In 1868, America wrote into its Constitution the Fourteenth Amendment. It has had immense importance in giving birth to and nurturing the modern civil rights revolution. There is a part of it that, on re-reading, seems at first to be out of date. However, if Section 3 of the Amendment is not a dead letter now, it may be a fairly simple way to deal with President Trump and those who joined him in stirring up the mob that staged a deadly and hostile occupation of the Capitol last week.
Section 3’s main effect probably would be to disqualify President Trump and his cohorts in Congress from ever seeking election again. Depending upon how it fit with other parts of the Constitution – on impeachment of the President and on expulsion of lawmakers – the Section might be put into operation without a super-majority vote in Congress. The courts might have to sort that out.
Because the language of the Section is somewhat clumsy, here is a close paraphrasing of its text: No one can hold any office, civil or military, in the federal or any state government if they previously have taken an oath to defend the Constitution and have engaged in insurrection or rebellion against the Constitution, or if they have given aid or comfort to enemies of the Constitution.
What this meant, in 1868, clearly was a disqualification of former adherents to the Constitution who had aided the cause of the Confederate states during the Civil War. If this language were to be applied now to any sitting member of Congress, or to President Trump, no doubt their lawyers would argue that the provision’s only meaning was its original Civil War era intention.
But the language of the Section does not say explicitly that it is limited to the past or to a prior circumstance, it has never been amended or deleted, and it is simply not true that any part of the Constitution expires simply because of its origins. Indeed, some in Congress, reacting now to the invasion of the Capitol last week, are suggesting that the disqualification mandate should now be implemented.

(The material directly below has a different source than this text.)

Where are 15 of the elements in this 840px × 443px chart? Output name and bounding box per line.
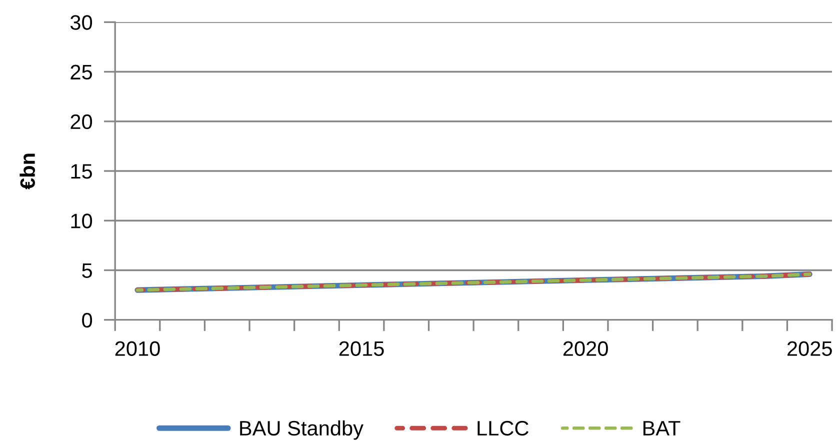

In a law Congress passed in 1898, thirty years after the Amendment was ratified, Congress must pass a law to actually disqualify someone from public office. It is not clear, on the face of the Section, that this could only be done by a super-majority in both houses of Congress. It does take a two-thirds majority to convict a president and remove him from office under the impeachment clause, and it does take a similar majority to expel any U.S. senator or representative from their seats. But the disqualification provision is a stand-alone part of the Constitution, and is clearly designed to deal with a drastic challenge to the constitutional order. An argument could be made that a simple majority would be sufficient – if not for removal, at least for permanently barring from public office.
It is predictable that if Trump or any member of Congress were ordered disqualified under Section 3, there would be a challenge in the courts. There are many specific words in the provision – “insurrection,” “rebellion,” giving “aid or comfort,” and “enemies” — that would be open to interpretation in any such court case. There have been few cases throughout history that provided an opportunity to interpret Section 3, so courts would essentially have to start fresh.
It is not clear, from history, how Section 3 is to be enforced. An 1870 federal law treats as a minor crime, punished by as much as a year in jail and a $1,000 fine, for accepting any office after being disqualified under Section 3 for taking part in insurrection or rebellion. A federal court in North Carolina, ruling in a case filed under the 1870 law, declared that Section 3 treats as insurrection or rebellion as involving any “voluntary effort to assist” in such action with the aim of having it succeed – meaning, apparently, a goal that the enemies of the Constitution would prevail in something approaching overthrow of the government.
It does not seem an exaggeration to find that what happened at the Capitol last Wednesday, and the urging by the President and some members of Congress that energized the mob, could fit within what the drafters of Section 3 had in mind. That just might be tested.